– …Наконец, в феврале (да, это мой любимый месяц!) мне исполнилось тридцать пять. Гостей звать наотрез отказалась. Валера принес огромный букет роз. Я приготовила салаты, заливное, стушила жаркое (как вы помните, мяса в магазинах тогда не было, но муж без особых усилий доставал любые продукты). Мне хотелось, чтобы этот день запомнился им. Весело не было – у нас никогда не бывало веселья. Но было спокойно, уютно: рассматривали фотографии из семейного альбома, даже потанцевали втроем. А я – извините, что повторяюсь – весь вечер думала не о себе: о дочке, о ее будущих воспоминаниях. Успокоенной встала и утром. Отнесла в библиотеку конфеты, магазинный торт, выслушала шутливые поздравления, сама тоже шутила, чем, конечно, удивила всех. И опять: почему-то жило во мне чувство наконец исполненного долга.

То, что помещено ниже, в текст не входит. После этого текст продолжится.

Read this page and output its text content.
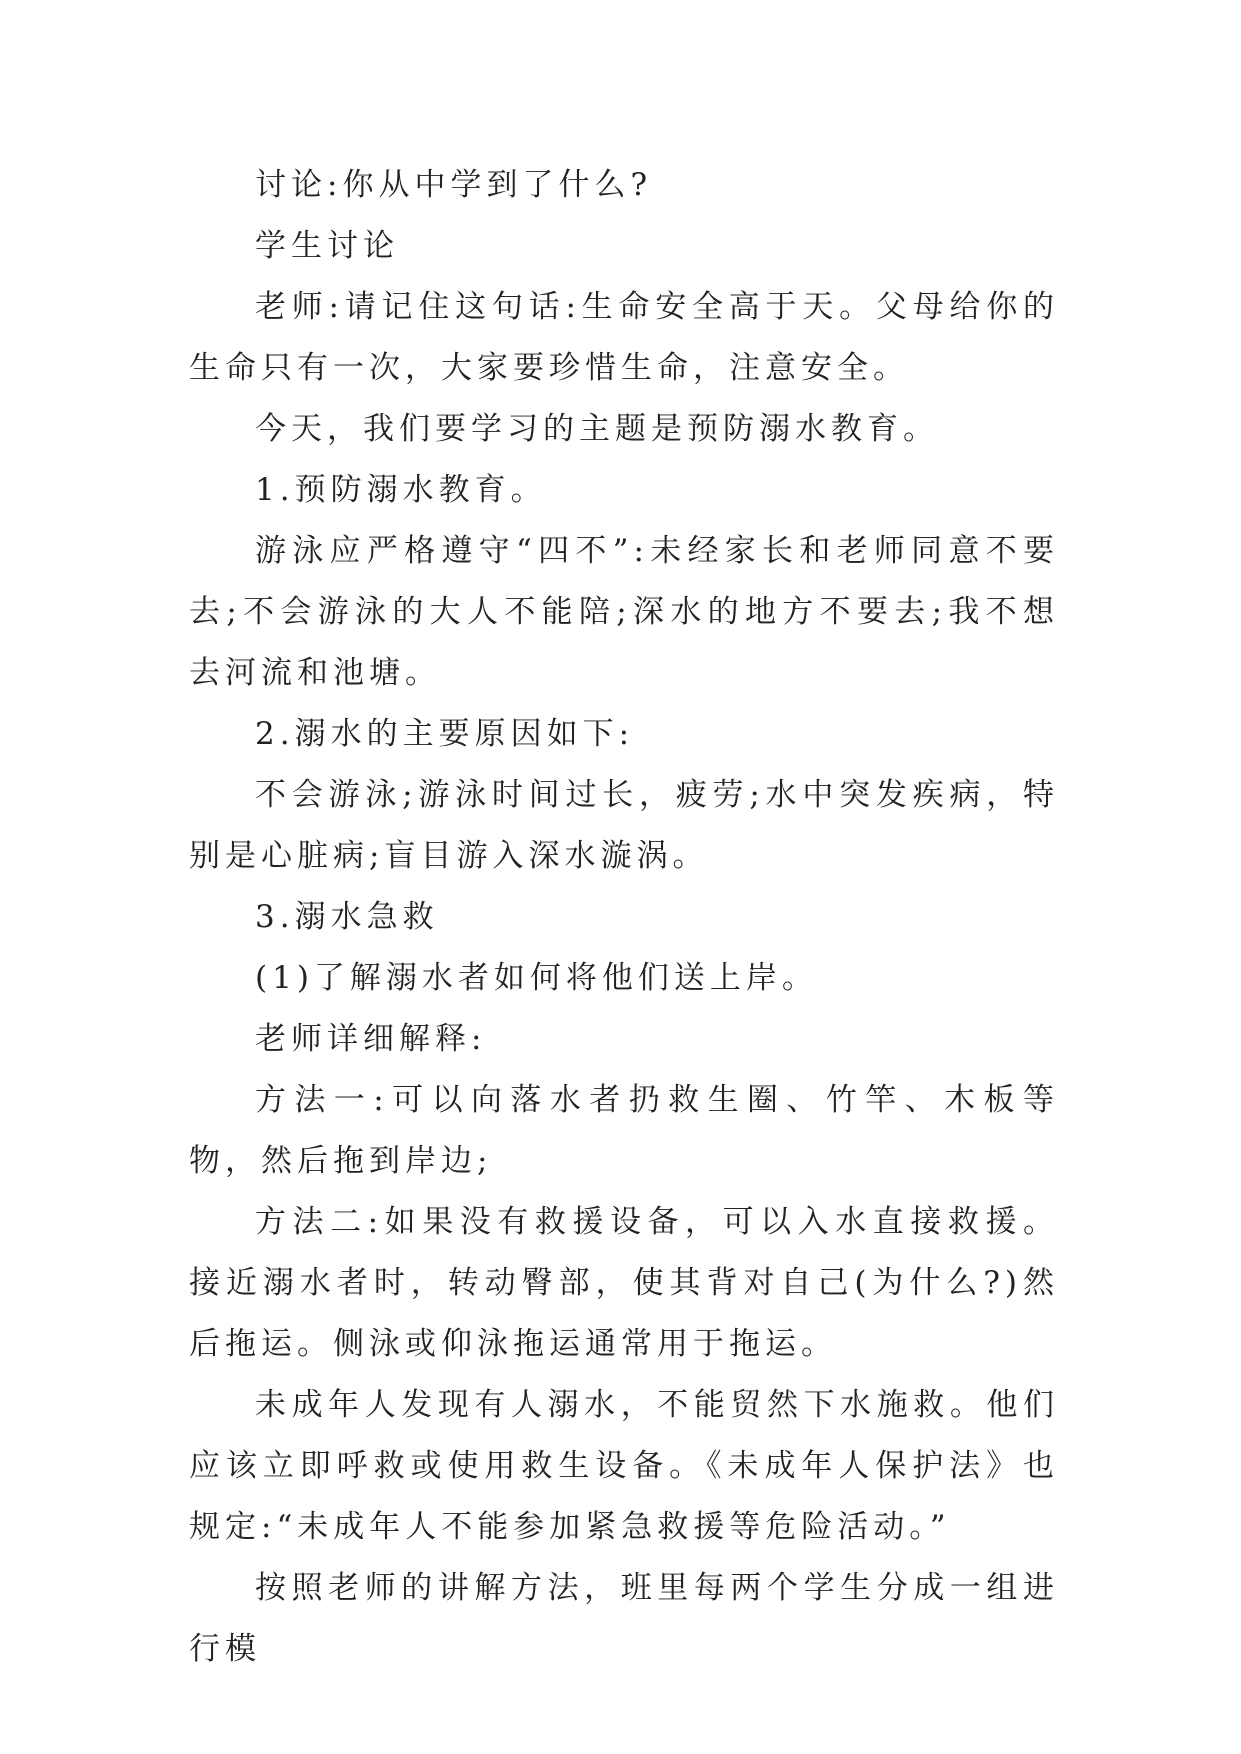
讨论:你从中学到了什么?

学生讨论

老师:请记住这句话:生命安全高于天。父母给你的生命只有一次，大家要珍惜生命，注意安全。

今天，我们要学习的主题是预防溺水教育。

1.预防溺水教育。

游泳应严格遵守“四不”:未经家长和老师同意不要去;不会游泳的大人不能陪;深水的地方不要去;我不想去河流和池塘。

2.溺水的主要原因如下:

不会游泳;游泳时间过长，疲劳;水中突发疾病，特别是心脏病;盲目游入深水漩涡。

3.溺水急救

(1)了解溺水者如何将他们送上岸。

老师详细解释:

方法一:可以向落水者扔救生圈、竹竿、木板等物，然后拖到岸边;

方法二:如果没有救援设备，可以入水直接救援。接近溺水者时，转动臀部，使其背对自己(为什么?)然后拖运。侧泳或仰泳拖运通常用于拖运。

未成年人发现有人溺水，不能贸然下水施救。他们应该立即呼救或使用救生设备。《未成年人保护法》也规定:“未成年人不能参加紧急救援等危险活动。”

按照老师的讲解方法，班里每两个学生分成一组进行模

– …В апреле я в последний раз видела во сне родителей… Было воскресенье, типография не работала. Вся наша семья (и я в том числе) вышла во двор. Сидели за большим столом, накрытым клетчатой потертой клеенкой. Мама разожгла самовар. Пили чай, ели бабушкины пироги – с яблоками и творогом. Я, трехлетняя, восседала на высоком стуле и свободно дотягивалась до всего сама, цедила, как старушка, чай из блюдца. Берточку держала на руках бабушка, отламывала ей крошечные кусочки пирога. Потом отец и мать пели дуэтом, почему-то не глядя друг на друга. Песни были еврейские, белорусские, старинные русские романсы. Некоторые я раньше никогда не слышала, но вот что удивительно: проснувшись, могла повторить слова. Сидели на улице до сумерек. Наконец, все ушли в дом, кроме меня и мамы. Я вдруг стала взрослой, по возрасту такой же, как мама. Она подошла ко мне, нежно погладила по голове, коснулась щеки (я и сейчас, кажется, чувствую ее огрубевшую от стирки руку): «Бедненькая моя!» И добавила: «Живи, дочка!»
– …Больше я тех снов не видела. А недели через три перестала их ждать.
Что было со мной дальше? Обычное: я подчинилась опять течению жизни. И стала другой, хотя часто вспоминаю, как бы возвращаю для себя годы, когда у меня была тайна. Мужу я так ничего и не рассказала. Правда, теперь мне кажется: он сам догадался… пусть не обо всем, но о чем-то главном. Например, о цели моего ожидания. Знаете, я все чаще подмечаю: Валера вдруг отвечает на вопрос, который я задала лишь мысленно. Или – смеясь – с полуслова продолжает начатую мной фразу.
Как всегда, я не ждала от жизни ничего хорошего, но как-то сам по себе сложился счастливый послеперестроечный сюжет: Юленька окончила в Москве знаменитый институт имени Баумана, влюбилась, скоропалительно, однако удачно вышла замуж за русского американца, потом и мы отправились вслед за ней в США, в Бостон. Валере и здесь повезло – устраиваясь на работу, он на первом же интервью с улыбкой доказал своему будущему хозяину, что должен работать в его фирме. Мне – с советским библиотечным образованием – делать было нечего. Нехотя, почти по инерции, я организовала русскую воскресную школу. И знаете, это оказался прекрасный бизнес. Может быть, потому, что я делаю то, что мне самой стало интересным. Пригласила работать в школу скучающих – увы, никому не нужных здесь – бывших вузовских профессоров и доцентов, режиссеров, артистов, художников. А преподаем мы не только русский язык и литературу, но также историю русской культуры, религии, живописи, правила этикета, многие, в том числе древние, языки. О нас пошла восторженная молва – по-моему, вполне справедливая…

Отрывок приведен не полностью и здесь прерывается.